Last week, I spent an exciting week learning how to use Sony Vegas.  Sony Vegas is video editing software, which I was using to edit footage of in-depth interviews I’d done a couple of weeks before.

It’s been a while since I’ve done video outputs, but I’ve always found them fraught with disaster.  They are a real “anything that can go wrong, will go wrong” undertaking.  As researchers, we are reluctant to pay for professional videography – but we want professional results.

The budgets for professional videography just don’t appear to be appearing. Yet, video outputs are becoming more and more popular, so it is likely you’ll encounter them at some point – it’s best to be prepared!

Here are the key things I’ve learnt about working with video in research – I’d love to hear what others have to add!

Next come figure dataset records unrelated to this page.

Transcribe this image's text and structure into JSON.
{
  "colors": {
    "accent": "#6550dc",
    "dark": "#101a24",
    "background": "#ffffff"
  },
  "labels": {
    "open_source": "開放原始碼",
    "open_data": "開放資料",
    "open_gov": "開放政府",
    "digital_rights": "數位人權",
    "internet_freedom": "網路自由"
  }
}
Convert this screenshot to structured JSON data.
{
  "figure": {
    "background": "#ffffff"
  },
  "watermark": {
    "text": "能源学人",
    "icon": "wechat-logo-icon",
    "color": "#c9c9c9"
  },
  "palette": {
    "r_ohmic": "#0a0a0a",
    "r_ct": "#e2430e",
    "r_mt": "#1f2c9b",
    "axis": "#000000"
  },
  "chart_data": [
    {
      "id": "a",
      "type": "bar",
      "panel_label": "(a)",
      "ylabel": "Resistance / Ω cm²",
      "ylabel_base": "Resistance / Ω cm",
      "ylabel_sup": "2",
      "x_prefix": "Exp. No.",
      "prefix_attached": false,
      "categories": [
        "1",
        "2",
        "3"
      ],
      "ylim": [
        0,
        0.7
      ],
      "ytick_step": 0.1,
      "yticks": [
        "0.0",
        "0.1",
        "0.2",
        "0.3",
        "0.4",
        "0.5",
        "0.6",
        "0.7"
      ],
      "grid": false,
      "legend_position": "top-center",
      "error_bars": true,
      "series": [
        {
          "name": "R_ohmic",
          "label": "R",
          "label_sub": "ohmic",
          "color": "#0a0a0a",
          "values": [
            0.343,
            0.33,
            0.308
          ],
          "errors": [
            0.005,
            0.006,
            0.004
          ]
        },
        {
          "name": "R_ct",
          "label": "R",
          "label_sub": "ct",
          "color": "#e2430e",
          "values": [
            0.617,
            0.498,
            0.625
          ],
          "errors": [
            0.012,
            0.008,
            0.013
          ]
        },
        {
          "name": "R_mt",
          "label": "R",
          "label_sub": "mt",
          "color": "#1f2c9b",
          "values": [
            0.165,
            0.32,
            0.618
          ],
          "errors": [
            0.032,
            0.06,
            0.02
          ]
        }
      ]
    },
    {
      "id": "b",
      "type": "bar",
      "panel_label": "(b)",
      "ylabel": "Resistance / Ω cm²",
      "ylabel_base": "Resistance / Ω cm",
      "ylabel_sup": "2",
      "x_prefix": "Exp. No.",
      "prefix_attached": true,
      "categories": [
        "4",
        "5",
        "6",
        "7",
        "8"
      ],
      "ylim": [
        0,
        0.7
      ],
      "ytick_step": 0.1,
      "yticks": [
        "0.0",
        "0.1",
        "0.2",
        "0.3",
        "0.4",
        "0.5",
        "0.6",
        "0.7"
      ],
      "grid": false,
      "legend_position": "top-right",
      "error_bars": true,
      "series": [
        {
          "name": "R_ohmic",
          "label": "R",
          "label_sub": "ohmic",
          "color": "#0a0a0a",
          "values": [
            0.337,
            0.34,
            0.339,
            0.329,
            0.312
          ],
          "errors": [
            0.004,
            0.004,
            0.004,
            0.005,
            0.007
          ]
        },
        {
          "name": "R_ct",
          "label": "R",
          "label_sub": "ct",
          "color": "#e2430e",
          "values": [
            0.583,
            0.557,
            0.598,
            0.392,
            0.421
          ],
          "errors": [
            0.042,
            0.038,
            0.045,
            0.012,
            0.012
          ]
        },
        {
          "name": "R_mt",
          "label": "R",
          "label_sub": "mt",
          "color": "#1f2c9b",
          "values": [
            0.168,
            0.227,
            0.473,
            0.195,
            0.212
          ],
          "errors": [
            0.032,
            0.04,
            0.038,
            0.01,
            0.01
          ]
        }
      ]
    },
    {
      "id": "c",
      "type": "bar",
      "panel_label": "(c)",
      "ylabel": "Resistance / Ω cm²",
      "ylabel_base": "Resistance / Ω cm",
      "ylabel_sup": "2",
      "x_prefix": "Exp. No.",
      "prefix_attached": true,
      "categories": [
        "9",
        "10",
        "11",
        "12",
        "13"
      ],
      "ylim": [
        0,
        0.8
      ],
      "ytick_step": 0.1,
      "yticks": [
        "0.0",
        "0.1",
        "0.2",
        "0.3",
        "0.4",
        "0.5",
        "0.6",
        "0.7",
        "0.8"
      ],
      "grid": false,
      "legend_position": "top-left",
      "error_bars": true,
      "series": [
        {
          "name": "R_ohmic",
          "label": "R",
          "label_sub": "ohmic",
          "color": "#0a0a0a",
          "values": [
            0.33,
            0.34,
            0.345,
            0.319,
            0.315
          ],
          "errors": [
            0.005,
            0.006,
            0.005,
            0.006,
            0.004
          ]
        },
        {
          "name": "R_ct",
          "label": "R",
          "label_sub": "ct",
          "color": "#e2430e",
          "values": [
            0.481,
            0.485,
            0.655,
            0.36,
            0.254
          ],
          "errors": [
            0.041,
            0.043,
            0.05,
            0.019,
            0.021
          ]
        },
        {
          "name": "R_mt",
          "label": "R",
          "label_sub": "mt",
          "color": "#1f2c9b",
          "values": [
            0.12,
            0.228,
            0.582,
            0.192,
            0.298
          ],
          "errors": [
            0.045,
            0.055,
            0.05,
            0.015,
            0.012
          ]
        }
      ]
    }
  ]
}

  • Firstly plan the video [I rarely do this and I always regret it]. Talk to your video editor (if you have one) about what kind of outputs they need.  The one thing about video is there is 10 million different file formats*, so you NEED to check what they will be working with AND THEN CHECK WHAT FORMAT YOU’LL BE RECORDING (an important, but often overlooked step)
  • Do you want a video introducing the participants, if so think about the introduction you want, and get participants to introduce themselves on camera
  • Shoot some ‘extra’ footage – this can be used when something goes wrong with the video – or when the clip is a bit long.  Film a bit of atmosphere, the participant working around the house, in the garden, playing with a pet, or something that they talk about doing in the video.  Or film the city the research is being conducted in, film something you’re talking about in the videos – this helps to make the videos more interesting.
  • The GOLDEN RULE OF VIDEO: Whatever you do, don’t backlight.  Make sure you film with the light behind you, not behind them.  Unless they want to be anonymous – then this is a great tactic to make sure the participant can’t be seen!
  • Cost for and get transcripts.  I don’t always use transcripts – but my word they make the video editing process faster – this way you’ll be able to find the bits of the video even quicker (if you’ve got the budget, consider a service like 3PlayMedia’s time synchronised transcripts – this will cut your ‘finding’ time down by half, if not more!)
  • Consider re-shooting.  One researcher I know often does the research first without cameras, does the analysis and then goes back to the participants to shoot footage of discussing the salient points.  I’ve not done this myself, but it sounds like a good (if not expensive) idea to me.


Hope these tips help!  Happy shooting!!